IN his otherwise spot-on letter regarding the latest GERS figures (We all know the GERS figures are ‘adjusted’, The National, August 22), Cllr Kenny MacLaren states: “Let’s remember the UK Government won’t subsidise a spare room for those on benefits – do you really think they would subsidise a whole country?”

At the risk of being accused of pedantry, I have to take issue with his phraseology here: the so-called “spare-room subsidy” was pure Tory rhetoric designed to imply that those on out-of-work benefits were living cushy lives funded by taxpayers and to justify a particularly cruel cut to the social safety net. The rhetoric and the policy it paved the way for have together been so harmful, hence my need to engage in what some might see as semantic nit-picking.

Housing benefit legislation and calculations in fact never mentioned a “spare-room subsidy” – because it never existed! Social landlords offered and allocated housing on the basis of the types and sizes of properties they had available following the decimation of their stock due to the right-to-buy policy. Because there weren’t a lot of one-bedroom properties, single people and couples with no children tended to be offered two-bedroom properties.

The lack of available housing also meant that when the size of people’s households reduced, including due to bereavement, there often weren’t any smaller properties for them to move to. The coalition government at the time knew all this but proceeded to disregard all the objections and concerns raised and introduced the retrospectively applied “under-occupation penalty”, aka the bedroom tax regardless.

Thanks to the Scottish Government, social housing tenants in Scotland are not impacted by the under-occupation penalty, but the amount spent paying for this and towards mitigating some of the other callous cuts meted out by Westminster will presumably be included in the public expenditure total noted in the GERS figures.
Mo Maclean

FROM your article (GERS figures make the case for Scottish independence stronger, August 22), it appears that almost anything can be attributed to the Scottish deficit by the UK Government – and there is the bonus that some of this can boost the contributions made by financial institutions and companies headquartered in the City.

For example, Scotland has a large number of PFI hospitals schools and other public projects that are paid for by health boards, local authorities and other bodies which all contribute to Scotland’s deficit.

If we follow these payments we will find that many of them resurface as income for financial institutions in the City who own these contracts, helping to generate a surplus for the London area.

Add in Scotland’s compulsory contributions to other UK projects such as Trident renewal, HS2, London CrossRail, a massive network of embassies, fighting unnecessary wars and maintaining the UK’s position and influence throughout the world where financial benefits to Scotland are negligible; there appears to be no limits to what the UK Government can attribute to Scotland’s share of UK expenditure.

The deficit will be even larger next year as Scotland will have to find an extra £4 billion to pay its share of the UK’s £39bn severance payment to the EU, plus a share of the guaranteed payments to farmers in lieu of EU subsidies.

A few more years of this type of accountancy and Scotland’s deficit could be far greater than that of the UK, proving beyond doubt that Scotland is too small, too poor and, if Scots believe people like Alister Jack and Richard Leonard, definitely far to stupid to consider independence.
John Jamieson
South Queensferry

COMMENTING on the latest GERS figures, Richard MurphyCraig Dalziell and Lesley Riddoch all chose to focus on the claim that Scotland’s notional deficit of £12.6bn is about half of the UK’s deficit of £23.5bn, concluding on this basis that GERS is flawed.

The National:
Were Lesley Riddoch and other National columnists’ views on GERS wide of the mark?

GERS may well be flawed, but this is not the reason – it simply makes no sense whatsoever to express Scotland’s deficit as a fraction of the UK’s, because some parts of the UK (London and the South East) contribute surpluses.

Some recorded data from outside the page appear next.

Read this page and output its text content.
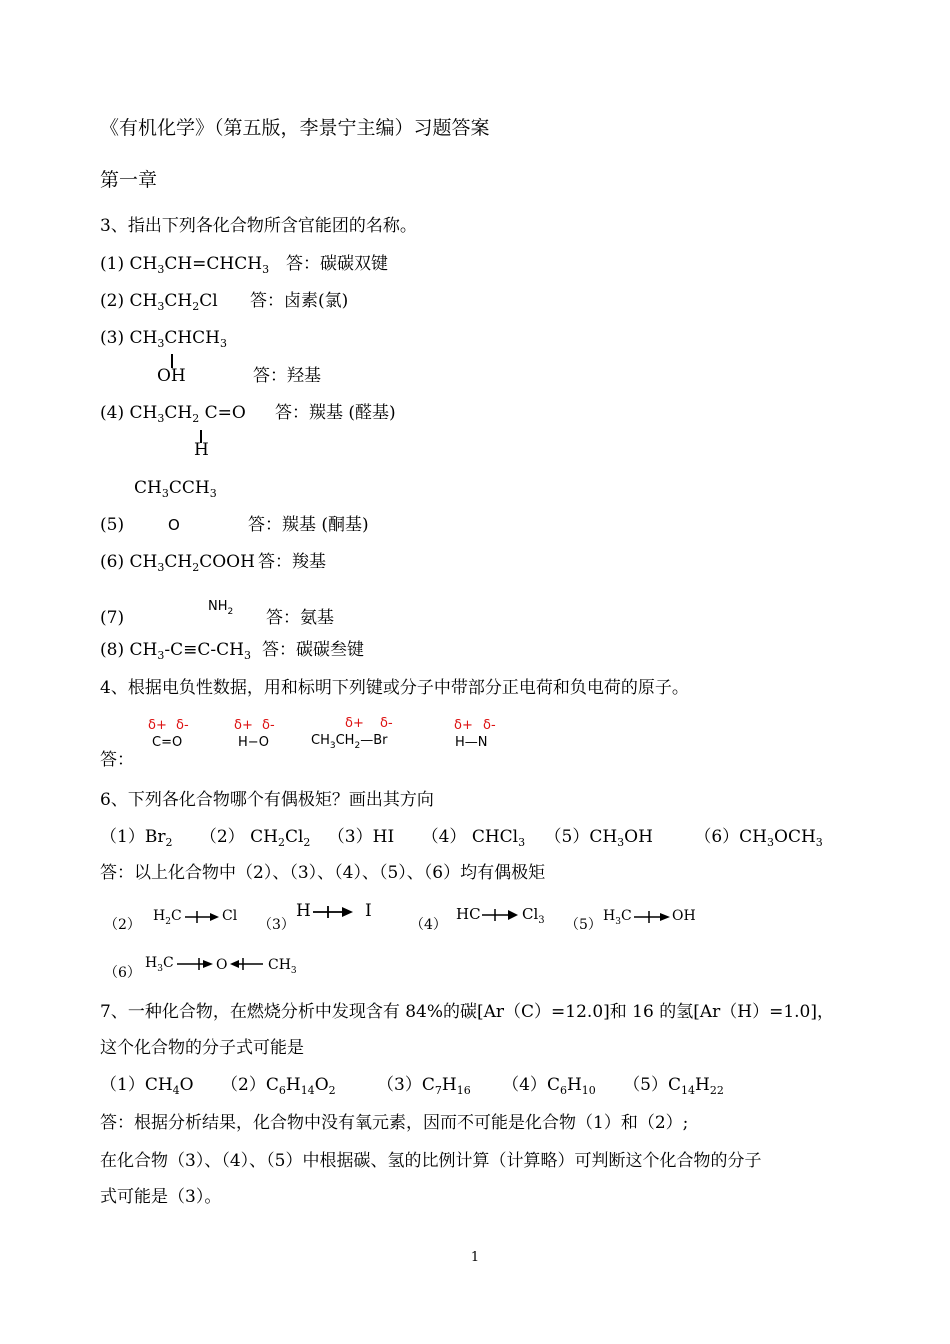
《有机化学》（第五版，李景宁主编）习题答案
第一章
3、指出下列各化合物所含官能团的名称。
(1) $CH_3CH=CHCH_3$ 答：碳碳双键
(2) $CH_3CH_2Cl$ 答：卤素(氯)
(3) $CH_3CHCH_3$
OH	答：羟基
(4) $CH_3CH_2$ C=O
H
答：羰基 (醛基)
$CH_3CCH_3$
(5)	O	答：羰基 (酮基)
(6) $CH_3CH_2COOH$ 答：羧基
$NH_2$
(7)	答：氨基
(8) $CH_3-C\equiv C-CH_3$ 答：碳碳叁键
4、根据电负性数据，用和标明下列键或分子中带部分正电荷和负电荷的原子。
δ+ δ-
C=O
δ+ δ-
H−O
δ+ δ-
$CH_3CH_2—Br$
δ+ δ-
H—N
答：
6、下列各化合物哪个有偶极矩？画出其方向
$(1)Br_2$ （2） $CH_2Cl_2$ （3）HI （4） CHCl$_3$ $(5)CH_3OH$ $(6)CH_3OCH_3$
答：以上化合物中（2）、（3）、（4）、（5）、（6）均有偶极矩
（2）
$H_2C$	Cl
（3）
H	I
（4）
HC	$Cl_3$ （5）
$H_3C$	OH
（6）
$H_3C$	O	$CH_3$
7、一种化合物，在燃烧分析中发现含有 84%的碳[Ar（C）=12.0]和 16 的氢[Ar（H）=1.0]，
这个化合物的分子式可能是
$(1)CH_4O$ $(2)C_6H_{14}O_2$ $(3)C_7H_{16}$ $(4)C_6H_{10}$ $(5)C_{14}H_{22}$
答：根据分析结果，化合物中没有氧元素，因而不可能是化合物（1）和（2）;
在化合物（3）、（4）、（5）中根据碳、氢的比例计算（计算略）可判断这个化合物的分子
式可能是（3）。
1
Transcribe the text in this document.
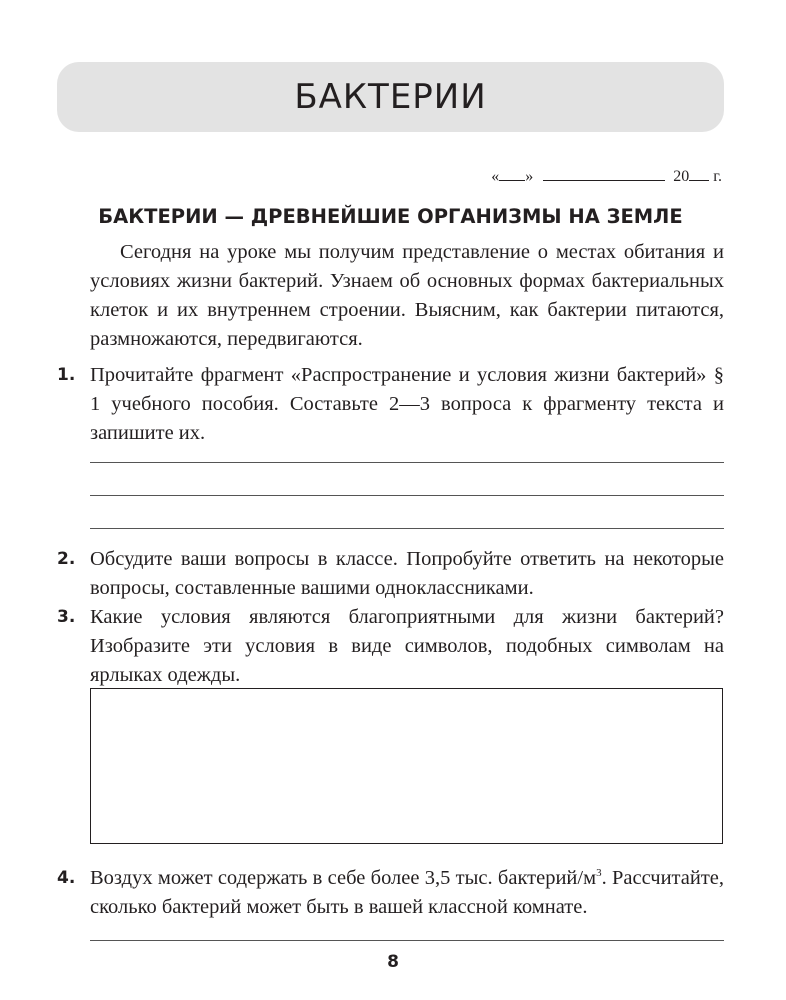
БАКТЕРИИ
« »	20 г.
БАКТЕРИИ — ДРЕВНЕЙШИЕ ОРГАНИЗМЫ НА ЗЕМЛЕ
Сегодня на уроке мы получим представление о местах обитания и условиях жизни бактерий. Узнаем об основных формах бактериальных клеток и их внутреннем строении. Выясним, как бактерии питаются, размножаются, передвигаются.
1. Прочитайте фрагмент «Распространение и условия жизни бактерий» § 1 учебного пособия. Составьте 2—3 вопроса к фрагменту текста и запишите их.
2. Обсудите ваши вопросы в классе. Попробуйте ответить на некоторые вопросы, составленные вашими одноклассниками.
3. Какие условия являются благоприятными для жизни бактерий? Изобразите эти условия в виде символов, подобных символам на ярлыках одежды.
4. Воздух может содержать в себе более 3,5 тыс. бактерий/$м^3$. Рассчитайте, сколько бактерий может быть в вашей классной комнате.
8
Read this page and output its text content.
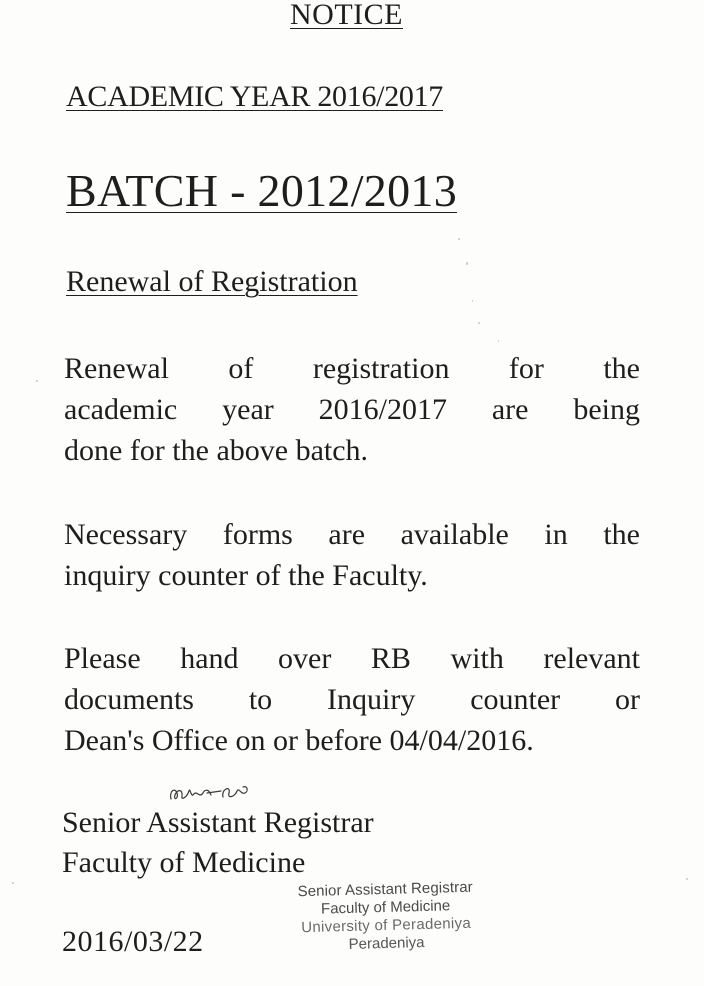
NOTICE
ACADEMIC YEAR 2016/2017
BATCH - 2012/2013
Renewal of Registration

Renewal of registration for the
academic year 2016/2017 are being
done for the above batch.

Necessary forms are available in the
inquiry counter of the Faculty.

Please hand over RB with relevant
documents to Inquiry counter or
Dean's Office on or before 04/04/2016.

Senior Assistant Registrar
Faculty of Medicine
2016/03/22
Senior Assistant Registrar
Faculty of Medicine
University of Peradeniya
Peradeniya
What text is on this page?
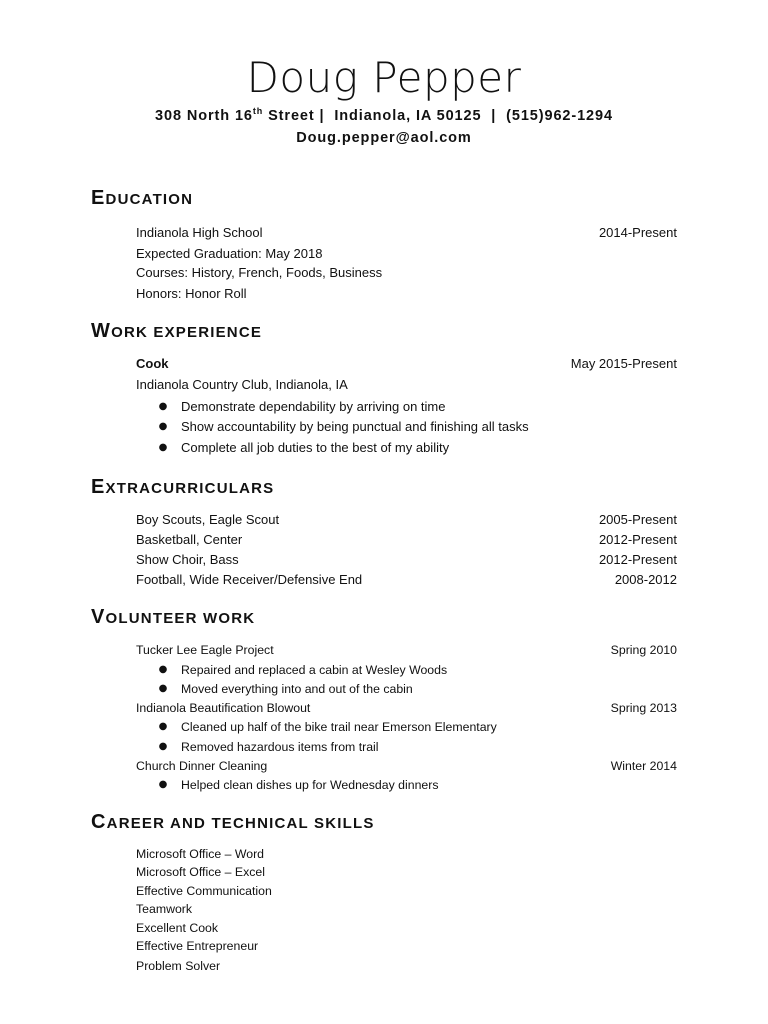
Doug Pepper
308 North 16th Street |  Indianola, IA 50125  |  (515)962-1294
Doug.pepper@aol.com
EDUCATION
Indianola High School	2014-Present
Expected Graduation: May 2018
Courses: History, French, Foods, Business
Honors: Honor Roll
WORK EXPERIENCE
Cook	May 2015-Present
Indianola Country Club, Indianola, IA
● Demonstrate dependability by arriving on time
● Show accountability by being punctual and finishing all tasks
● Complete all job duties to the best of my ability
EXTRACURRICULARS
Boy Scouts, Eagle Scout	2005-Present
Basketball, Center	2012-Present
Show Choir, Bass	2012-Present
Football, Wide Receiver/Defensive End	2008-2012
VOLUNTEER WORK
Tucker Lee Eagle Project	Spring 2010
● Repaired and replaced a cabin at Wesley Woods
● Moved everything into and out of the cabin
Indianola Beautification Blowout	Spring 2013
● Cleaned up half of the bike trail near Emerson Elementary
● Removed hazardous items from trail
Church Dinner Cleaning	Winter 2014
● Helped clean dishes up for Wednesday dinners
CAREER AND TECHNICAL SKILLS
Microsoft Office – Word
Microsoft Office – Excel
Effective Communication
Teamwork
Excellent Cook
Effective Entrepreneur
Problem Solver
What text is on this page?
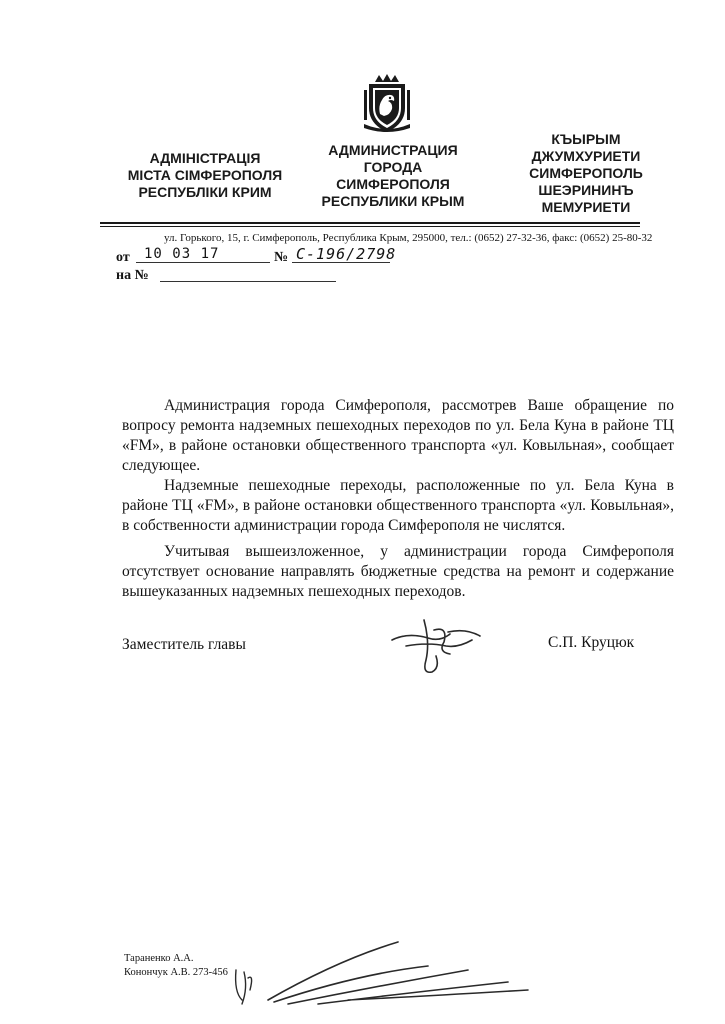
АДМІНІСТРАЦІЯ
МІСТА СІМФЕРОПОЛЯ
РЕСПУБЛІКИ КРИМ
АДМИНИСТРАЦИЯ
ГОРОДА
СИМФЕРОПОЛЯ
РЕСПУБЛИКИ КРЫМ
КЪЫРЫМ
ДЖУМХУРИЕТИ
СИМФЕРОПОЛЬ
ШЕЭРИНИНЪ
МЕМУРИЕТИ
ул. Горького, 15, г. Симферополь, Республика Крым, 295000, тел.: (0652) 27-32-36, факс: (0652) 25-80-32
от 10 03 17	№ С-196/2798
на №

Администрация города Симферополя, рассмотрев Ваше обращение по вопросу ремонта надземных пешеходных переходов по ул. Бела Куна в районе ТЦ «FM», в районе остановки общественного транспорта «ул. Ковыльная», сообщает следующее.

Надземные пешеходные переходы, расположенные по ул. Бела Куна в районе ТЦ «FM», в районе остановки общественного транспорта «ул. Ковыльная», в собственности администрации города Симферополя не числятся.

Учитывая вышеизложенное, у администрации города Симферополя отсутствует основание направлять бюджетные средства на ремонт и содержание вышеуказанных надземных пешеходных переходов.

Заместитель главы	С.П. Круцюк
Тараненко А.А.
Конончук А.В. 273-456
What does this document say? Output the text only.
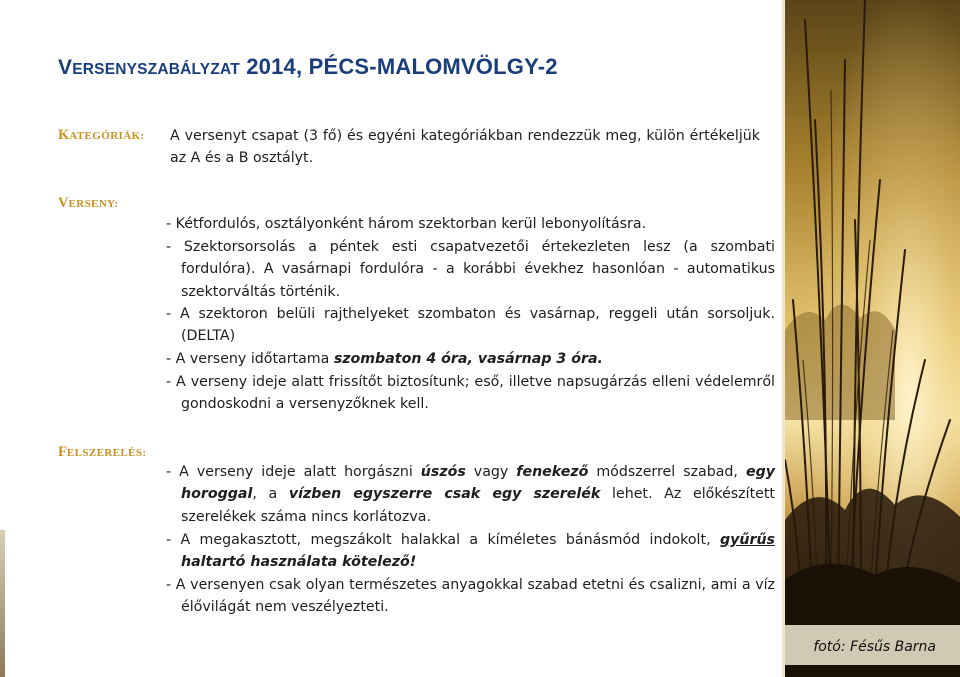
VERSENYSZABÁLYZAT 2014, PÉCS-MALOMVÖLGY-2
KATEGÓRIÁK: A versenyt csapat (3 fő) és egyéni kategóriákban rendezzük meg, külön értékeljük az A és a B osztályt.

VERSENY:

- Kétfordulós, osztályonként három szektorban kerül lebonyolításra.

- Szektorsorsolás a péntek esti csapatvezetői értekezleten lesz (a szombati fordulóra). A vasárnapi fordulóra - a korábbi évekhez hasonlóan - automatikus szektorváltás történik.

- A szektoron belüli rajthelyeket szombaton és vasárnap, reggeli után sorsoljuk. (DELTA)

- A verseny időtartama szombaton 4 óra, vasárnap 3 óra.

- A verseny ideje alatt frissítőt biztosítunk; eső, illetve napsugárzás elleni védelemről gondoskodni a versenyzőknek kell.

FELSZERELÉS:

- A verseny ideje alatt horgászni úszós vagy fenekező módszerrel szabad, egy horoggal, a vízben egyszerre csak egy szerelék lehet. Az előkészített szerelékek száma nincs korlátozva.

- A megakasztott, megszákolt halakkal a kíméletes bánásmód indokolt, gyűrűs haltartó használata kötelező!

- A versenyen csak olyan természetes anyagokkal szabad etetni és csalizni, ami a víz élővilágát nem veszélyezteti.

fotó: Fésűs Barna
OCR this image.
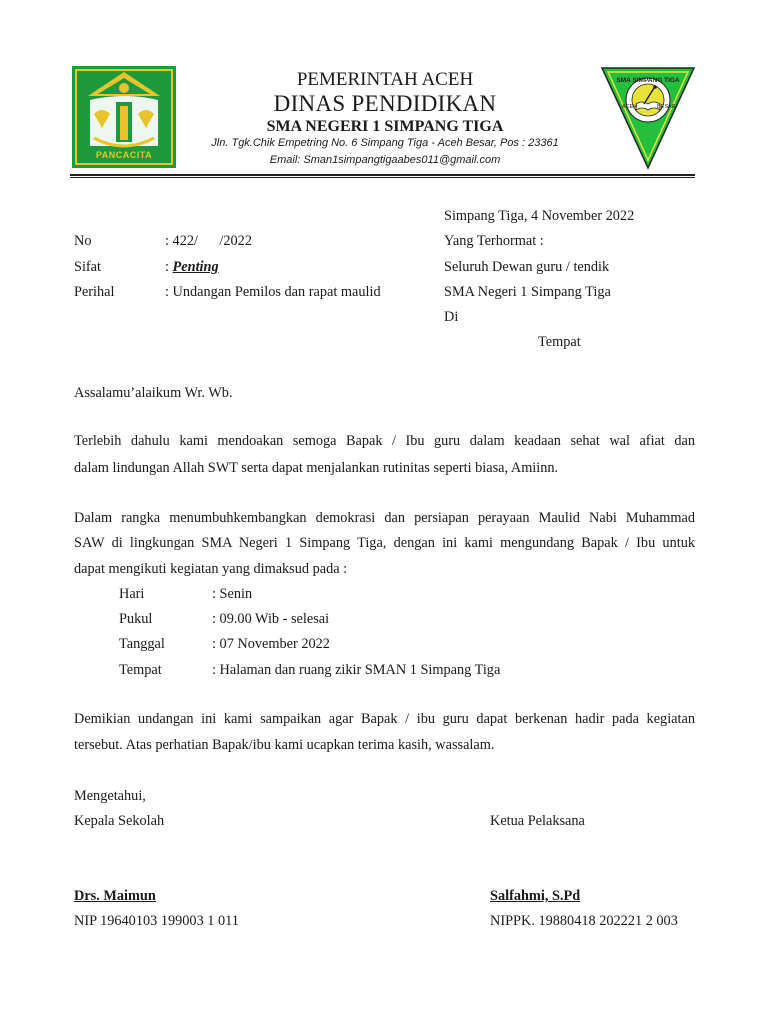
PANCACITA
SMA SIMPANG TIGA
ACEH	BESAR
PEMERINTAH ACEH
DINAS PENDIDIKAN
SMA NEGERI 1 SIMPANG TIGA
Jln. Tgk.Chik Empetring No. 6 Simpang Tiga - Aceh Besar, Pos : 23361
Email: Sman1simpangtigaabes011@gmail.com
No	: 422/      /2022
Sifat	: Penting
Perihal	: Undangan Pemilos dan rapat maulid
Simpang Tiga, 4 November 2022
Yang Terhormat :
Seluruh Dewan guru / tendik
SMA Negeri 1 Simpang Tiga
Di
Tempat
Assalamu’alaikum Wr. Wb.
Terlebih dahulu kami mendoakan semoga Bapak / Ibu guru dalam keadaan sehat wal afiat dan
dalam lindungan Allah SWT serta dapat menjalankan rutinitas seperti biasa, Amiinn.
Dalam rangka menumbuhkembangkan demokrasi dan persiapan perayaan Maulid Nabi Muhammad
SAW di lingkungan SMA Negeri 1 Simpang Tiga, dengan ini kami mengundang Bapak / Ibu untuk
dapat mengikuti kegiatan yang dimaksud pada :
Hari	: Senin
Pukul	: 09.00 Wib - selesai
Tanggal	: 07 November 2022
Tempat	: Halaman dan ruang zikir SMAN 1 Simpang Tiga
Demikian undangan ini kami sampaikan agar Bapak / ibu guru dapat berkenan hadir pada kegiatan
tersebut. Atas perhatian Bapak/ibu kami ucapkan terima kasih, wassalam.
Mengetahui,
Kepala Sekolah	Ketua Pelaksana
Drs. Maimun	Salfahmi, S.Pd
NIP 19640103 199003 1 011	NIPPK. 19880418 202221 2 003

Just think: how would that calculation work if the UK as a whole broke even but Scotland registered even a small deficit, so that Scotland’s “share” was actually infinite?

The problem here lies not with GERS but with the interpretation of it by your contributors in terms of deficit share. Far more relevant is to focus on how an economy dominated exclusively by London and South East England is holding Scotland back from achieving its full potential.
Paddy Farrington

WHAT do the Gers figures actually do? Surely all they suggest is that Scotland, with more natural resources per head than any other country, is trapped in a UK economic nightmare. Or do they just tell us that 300 years of the Union has reduced Scotland to a cap-in-hand beggar nation?

In fact, they are an insult. Scotland – with 9% of the UK’s population – they suggest is responsible for over 50% of the UK’s debt. Which intelligent person could believe this rubbish?

Lots of wealth generated in Scotland is in fact registered in London, so it appears on its balance sheet. And Scotland is then apportioned a share of lots of “national” expenditure which has nothing whatever to do with us – like funding Trident, building aircraft carriers, paying for the House of Lords, invading the Middle East, paying billions annually for the interest on the UK’s national debt and so much more.

There is no point in debating these figures. They are irrelevant. They bear no relationship whatsoever to any economic situation an independent Scotland would work with.